Bir ara “ric’at” (geriye kaçış planı) ile düşmanları ovanın ortasına çekti. Daha önce etrafta gizlenen süvariler hücuma geçince Romen Diyojen’in ordusu neye uğradığını şaşırdı. Romen Diyojen başta olmak üzere etrafındaki komutanları birer birer esir ederek yakaladılar. Alparslan’ın huzuruna getirdiler. Alparslan Diyojen’e “Senin yerinde ben olsam ne yapardın?” diye sorunca Diyojen “Seni eşeğe bindirip diyar diyar gezdirir, teşhir ederdim.” şeklinde cevap verdi.Sultan Alparslan ikinci olarak da “Şimdi benim sana ne yapacağımı düşünüyorsun?” diye sordu. Bunun üzerinde Diyojen “Sen de beni aynı şekilde cezalandıracaksın.” dedi. Sultan Alparslan ise Diyojen’in düşündüğünün aksine ona iyi davranıp ikramlarda bulundu. Daha sonra onu serbest bıraktı. Diyojen ise daha İstanbul’a varamadan gözlerine mil çekildi.

Sultan Alparslan yüce ve mukaddes kitabımızda Allahu Teâlânın“Nice az birlik vardır ki, Allah’ın izniyle sayıca çok birliği yenmişlerdir, Allah sabredenlerle beraberdir” (Bakara, 249) müjdesine nâil olmuş ve çok sayıda düşmanlarını yenmiştir.

Enfâlsûresi 65. ayetinde ise Cenabı Allah “Eğer sizden sabırlı yirmi kişi bulunursa inkâr edenlerden iki yüz kişiyi yener, sizden yüz kişi olursa bin kişiyi yener; çünkü onlar yaptıklarının bilincinde olmayan bir topluluktur.” buyurmaktadır.

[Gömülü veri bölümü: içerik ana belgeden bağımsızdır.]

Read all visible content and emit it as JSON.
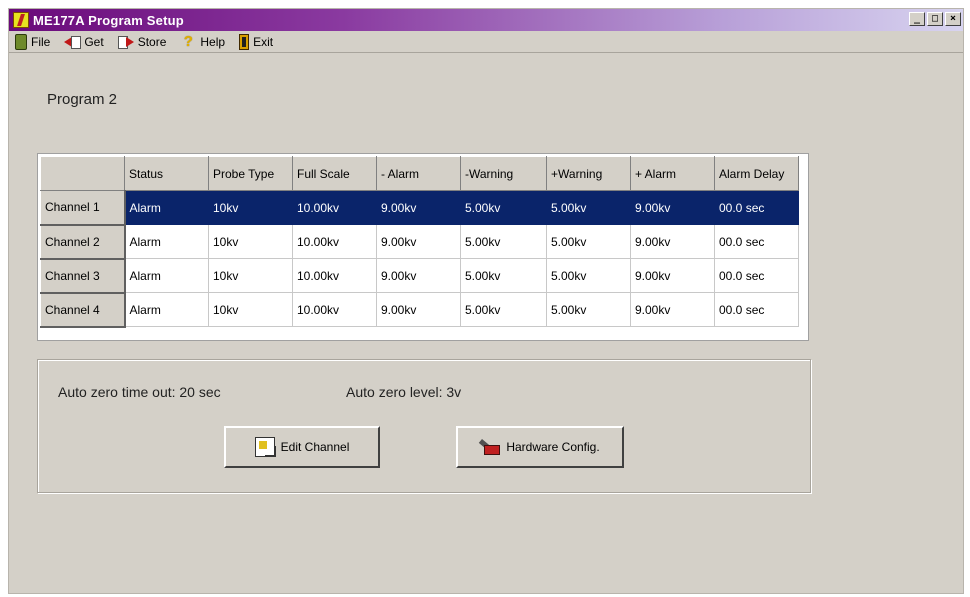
{
  "window": {
    "title": "ME177A Program Setup",
    "controls": {
      "minimize": "_",
      "maximize": "□",
      "close": "×"
    }
  },
  "menu": {
    "items": [
      {
        "label": "File",
        "icon": "file-icon"
      },
      {
        "label": "Get",
        "icon": "get-icon"
      },
      {
        "label": "Store",
        "icon": "store-icon"
      },
      {
        "label": "Help",
        "icon": "help-icon"
      },
      {
        "label": "Exit",
        "icon": "exit-icon"
      }
    ]
  },
  "program": {
    "label": "Program 2"
  },
  "grid": {
    "columns": [
      "Status",
      "Probe Type",
      "Full Scale",
      "- Alarm",
      "-Warning",
      "+Warning",
      "+ Alarm",
      "Alarm Delay"
    ],
    "rows": [
      {
        "header": "Channel 1",
        "selected": true,
        "cells": [
          "Alarm",
          "10kv",
          "10.00kv",
          "9.00kv",
          "5.00kv",
          "5.00kv",
          "9.00kv",
          "00.0 sec"
        ]
      },
      {
        "header": "Channel 2",
        "selected": false,
        "cells": [
          "Alarm",
          "10kv",
          "10.00kv",
          "9.00kv",
          "5.00kv",
          "5.00kv",
          "9.00kv",
          "00.0 sec"
        ]
      },
      {
        "header": "Channel 3",
        "selected": false,
        "cells": [
          "Alarm",
          "10kv",
          "10.00kv",
          "9.00kv",
          "5.00kv",
          "5.00kv",
          "9.00kv",
          "00.0 sec"
        ]
      },
      {
        "header": "Channel 4",
        "selected": false,
        "cells": [
          "Alarm",
          "10kv",
          "10.00kv",
          "9.00kv",
          "5.00kv",
          "5.00kv",
          "9.00kv",
          "00.0 sec"
        ]
      }
    ]
  },
  "settings": {
    "auto_zero_timeout": "Auto zero time out: 20 sec",
    "auto_zero_level": "Auto zero level: 3v"
  },
  "buttons": {
    "edit_channel": "Edit Channel",
    "hardware_config": "Hardware Config."
  },
  "colors": {
    "selection": "#0a246a",
    "face": "#d4d0c8"
  }
}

Bu ayeti kerimelerin sırrı aynı zamanda Malazgirt zaferini ihata etmiştir.

Bu zaferin sonuçlarına kısaca değinecek olursak; Diyojen esir edilmiştir. Anadolu’nun kapıları Türklere tamamen açılmıştır. Anadolu’da fazla bir direnişle karşılaşmayan Türkler Ege ve Marmara bölgelerine kadar ilerleyebildiler.

Bu ayda kazanılan zaferlerden birisi de Orta Anadolu’nun bağrında 22 gün 22 gece aralıksız devam eden Sakarya Meydan Muharebesidir. Dünya tarihinde eşine az rastlanan Sakarya Meydan Muharebesi 13 Eylül 1921 tarihinde zaferle sonuçlanmıştır. Gazi Mustafa Kemal Paşa bu harbi Melhame-i Kübra olarak adlandırmıştır. Melhame-i Kübra çok çetin, şiddetli savaş ve büyük kan seli demektir. Bu kanlı savaş elbiseleri yırtık, silahları derme çatma, ayaklarında postal bile bulunmayan fakat sarsılmaz bir imana sahip olan Mehmetlerin, Fatmaların, Bacıların destanıdır.